Anam Cara Therapy GDPR Privacy Policy
As of 25 May 2018, under General Data Protection Regulation (GDPR) I (Em Ryan of Anam Cara Therapy) am required by law to inform you (as my current therapy client, or potential therapy client) about how I control, process and protect your personal data.
I am also required to gain your explicit consent to my holding and processing your data (see below)
I am bound by an ethical code, and American HIPAA laws and GDPR laws. HIPAA and how I protect your Personal Health Information is also available for you to review and sign at your first appointment.
On my website, there is a cookie policy via WordPress with privacy information related to WordAds. Please read and click or sign to consent: https://automattic.com/cookies/
If you are my current or potential therapy client:
Please read and click or sign to indicate your consent. You may print a paper copy, or copy and paste digitally.

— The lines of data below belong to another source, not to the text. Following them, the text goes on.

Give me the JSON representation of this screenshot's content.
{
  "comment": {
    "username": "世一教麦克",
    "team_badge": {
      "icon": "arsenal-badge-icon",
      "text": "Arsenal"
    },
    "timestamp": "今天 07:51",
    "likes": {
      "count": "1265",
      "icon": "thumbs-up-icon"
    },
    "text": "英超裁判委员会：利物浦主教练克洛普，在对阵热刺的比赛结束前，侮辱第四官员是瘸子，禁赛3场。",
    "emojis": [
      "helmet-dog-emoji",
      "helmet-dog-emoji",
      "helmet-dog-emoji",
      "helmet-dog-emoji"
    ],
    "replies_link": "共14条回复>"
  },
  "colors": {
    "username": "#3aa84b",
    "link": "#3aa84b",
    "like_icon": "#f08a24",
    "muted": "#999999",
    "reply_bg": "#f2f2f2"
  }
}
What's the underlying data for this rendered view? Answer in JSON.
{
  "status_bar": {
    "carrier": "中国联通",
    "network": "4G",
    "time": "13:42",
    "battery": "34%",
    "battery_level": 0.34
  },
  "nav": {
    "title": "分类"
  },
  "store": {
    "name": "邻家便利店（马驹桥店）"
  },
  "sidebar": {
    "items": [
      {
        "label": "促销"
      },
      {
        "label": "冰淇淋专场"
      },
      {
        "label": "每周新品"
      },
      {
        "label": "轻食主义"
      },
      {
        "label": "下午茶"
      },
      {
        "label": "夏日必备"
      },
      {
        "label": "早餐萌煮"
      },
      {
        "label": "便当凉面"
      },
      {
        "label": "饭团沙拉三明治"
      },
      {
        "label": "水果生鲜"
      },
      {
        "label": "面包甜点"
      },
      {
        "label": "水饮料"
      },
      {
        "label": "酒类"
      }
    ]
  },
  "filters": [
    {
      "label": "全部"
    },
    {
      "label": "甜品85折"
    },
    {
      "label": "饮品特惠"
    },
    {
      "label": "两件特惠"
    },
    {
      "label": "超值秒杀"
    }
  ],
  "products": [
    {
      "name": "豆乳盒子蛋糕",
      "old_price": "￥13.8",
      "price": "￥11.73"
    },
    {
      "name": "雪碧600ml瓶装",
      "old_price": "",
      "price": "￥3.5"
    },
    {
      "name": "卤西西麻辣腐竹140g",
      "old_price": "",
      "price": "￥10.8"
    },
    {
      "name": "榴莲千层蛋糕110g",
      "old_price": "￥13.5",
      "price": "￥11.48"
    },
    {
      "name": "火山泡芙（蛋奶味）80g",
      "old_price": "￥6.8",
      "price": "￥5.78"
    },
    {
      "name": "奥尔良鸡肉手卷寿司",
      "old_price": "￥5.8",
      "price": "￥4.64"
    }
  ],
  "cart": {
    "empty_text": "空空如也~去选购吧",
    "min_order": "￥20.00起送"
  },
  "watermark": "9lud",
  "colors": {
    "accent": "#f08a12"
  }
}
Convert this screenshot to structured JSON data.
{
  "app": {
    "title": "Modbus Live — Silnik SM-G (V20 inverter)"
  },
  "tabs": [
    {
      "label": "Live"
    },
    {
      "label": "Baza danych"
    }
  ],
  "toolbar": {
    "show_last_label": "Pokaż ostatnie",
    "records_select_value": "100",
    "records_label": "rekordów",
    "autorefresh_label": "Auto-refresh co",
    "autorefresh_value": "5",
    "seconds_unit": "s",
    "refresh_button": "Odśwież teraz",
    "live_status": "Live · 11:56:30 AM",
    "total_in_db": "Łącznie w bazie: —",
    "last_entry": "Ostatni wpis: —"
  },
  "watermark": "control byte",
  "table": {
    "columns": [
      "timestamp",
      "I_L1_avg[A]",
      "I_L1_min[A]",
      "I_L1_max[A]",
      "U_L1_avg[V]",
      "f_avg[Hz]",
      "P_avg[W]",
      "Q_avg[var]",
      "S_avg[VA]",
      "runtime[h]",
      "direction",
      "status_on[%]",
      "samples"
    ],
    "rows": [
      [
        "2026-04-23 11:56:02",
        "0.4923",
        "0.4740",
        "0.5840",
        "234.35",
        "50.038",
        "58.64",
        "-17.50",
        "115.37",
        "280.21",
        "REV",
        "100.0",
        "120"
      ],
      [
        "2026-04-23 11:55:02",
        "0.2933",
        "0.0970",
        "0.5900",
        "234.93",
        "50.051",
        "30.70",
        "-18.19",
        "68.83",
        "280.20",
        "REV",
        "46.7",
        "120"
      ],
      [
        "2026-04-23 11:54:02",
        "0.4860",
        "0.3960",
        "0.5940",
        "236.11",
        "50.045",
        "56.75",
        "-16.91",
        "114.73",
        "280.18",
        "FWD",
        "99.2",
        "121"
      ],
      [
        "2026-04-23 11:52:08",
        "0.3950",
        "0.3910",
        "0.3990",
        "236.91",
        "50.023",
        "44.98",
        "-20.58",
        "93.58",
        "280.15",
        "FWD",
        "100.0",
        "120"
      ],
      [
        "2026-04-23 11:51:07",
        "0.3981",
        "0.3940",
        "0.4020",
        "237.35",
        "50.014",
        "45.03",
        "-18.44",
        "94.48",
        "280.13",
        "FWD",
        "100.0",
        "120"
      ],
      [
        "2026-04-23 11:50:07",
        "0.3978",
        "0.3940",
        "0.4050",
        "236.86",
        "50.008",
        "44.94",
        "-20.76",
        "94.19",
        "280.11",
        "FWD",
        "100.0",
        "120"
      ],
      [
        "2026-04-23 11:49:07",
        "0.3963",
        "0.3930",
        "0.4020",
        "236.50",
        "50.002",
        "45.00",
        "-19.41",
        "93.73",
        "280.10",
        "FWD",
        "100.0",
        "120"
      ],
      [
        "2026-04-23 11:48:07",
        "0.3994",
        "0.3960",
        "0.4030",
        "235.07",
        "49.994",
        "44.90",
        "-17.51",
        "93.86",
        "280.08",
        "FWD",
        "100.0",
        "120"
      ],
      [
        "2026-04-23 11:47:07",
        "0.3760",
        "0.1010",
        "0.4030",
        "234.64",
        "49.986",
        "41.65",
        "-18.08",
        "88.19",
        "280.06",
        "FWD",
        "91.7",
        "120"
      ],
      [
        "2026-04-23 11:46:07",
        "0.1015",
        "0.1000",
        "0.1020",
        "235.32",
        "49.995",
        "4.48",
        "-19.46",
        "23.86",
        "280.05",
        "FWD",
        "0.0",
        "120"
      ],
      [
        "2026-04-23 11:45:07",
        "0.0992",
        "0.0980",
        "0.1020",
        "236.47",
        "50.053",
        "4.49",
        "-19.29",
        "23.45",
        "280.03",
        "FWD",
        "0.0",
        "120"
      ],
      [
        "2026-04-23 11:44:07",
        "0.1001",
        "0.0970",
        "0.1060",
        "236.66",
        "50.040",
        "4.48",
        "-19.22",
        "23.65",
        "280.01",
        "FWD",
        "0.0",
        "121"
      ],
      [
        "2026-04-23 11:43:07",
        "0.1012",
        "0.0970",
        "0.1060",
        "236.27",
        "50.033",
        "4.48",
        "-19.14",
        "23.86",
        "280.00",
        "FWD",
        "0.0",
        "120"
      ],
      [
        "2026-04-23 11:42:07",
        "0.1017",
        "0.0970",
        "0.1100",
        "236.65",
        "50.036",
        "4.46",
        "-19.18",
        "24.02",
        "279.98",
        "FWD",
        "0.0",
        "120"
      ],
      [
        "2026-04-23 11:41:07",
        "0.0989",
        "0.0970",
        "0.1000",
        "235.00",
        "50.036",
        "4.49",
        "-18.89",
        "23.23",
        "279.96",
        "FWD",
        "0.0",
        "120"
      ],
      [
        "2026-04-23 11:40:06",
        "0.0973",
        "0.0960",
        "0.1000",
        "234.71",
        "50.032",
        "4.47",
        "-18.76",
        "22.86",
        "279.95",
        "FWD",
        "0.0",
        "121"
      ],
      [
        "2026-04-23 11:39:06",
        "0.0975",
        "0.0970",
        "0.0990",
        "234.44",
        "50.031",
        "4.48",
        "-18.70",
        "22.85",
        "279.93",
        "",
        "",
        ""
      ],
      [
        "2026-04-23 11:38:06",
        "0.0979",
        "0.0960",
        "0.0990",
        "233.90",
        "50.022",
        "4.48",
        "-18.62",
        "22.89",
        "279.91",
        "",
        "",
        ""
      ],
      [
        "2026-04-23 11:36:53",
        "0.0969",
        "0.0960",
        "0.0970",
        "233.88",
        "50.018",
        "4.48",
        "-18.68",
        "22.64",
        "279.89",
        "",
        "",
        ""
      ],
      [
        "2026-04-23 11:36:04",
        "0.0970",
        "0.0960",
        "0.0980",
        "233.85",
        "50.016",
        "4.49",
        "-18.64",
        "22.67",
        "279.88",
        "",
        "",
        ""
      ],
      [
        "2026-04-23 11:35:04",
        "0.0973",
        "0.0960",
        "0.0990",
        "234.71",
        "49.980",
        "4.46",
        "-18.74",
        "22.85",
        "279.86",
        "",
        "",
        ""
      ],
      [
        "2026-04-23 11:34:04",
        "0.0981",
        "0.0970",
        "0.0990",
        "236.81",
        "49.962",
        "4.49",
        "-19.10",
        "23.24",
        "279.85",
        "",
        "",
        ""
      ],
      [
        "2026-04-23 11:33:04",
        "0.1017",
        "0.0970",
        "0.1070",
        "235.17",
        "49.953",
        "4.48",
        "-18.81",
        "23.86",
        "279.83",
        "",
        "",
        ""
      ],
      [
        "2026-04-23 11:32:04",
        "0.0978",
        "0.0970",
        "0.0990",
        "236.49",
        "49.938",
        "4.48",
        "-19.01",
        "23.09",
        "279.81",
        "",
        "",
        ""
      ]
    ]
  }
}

If you do not wish to give your consent, you have the option to discuss with me, and we may create a personalized agreement together.
You have the right to withdraw your consent at any time. We would need to discuss what this might mean in practice, with the goal being to safeguard your data. However, in certain circumstances, specific information may need to be retained, and I may seek legal advice in this case.
If you agree and consent for me to hold and process your data as stated, please sign, date and return to me in person, by post, or email: anamcaratherapy@pm.me.
What therapy client data is held about you?
I keep certain data so that I can work with you safely and in a professional manner, in line with IACP and NBCC guidelines (organizations of which I am a fully accredited member).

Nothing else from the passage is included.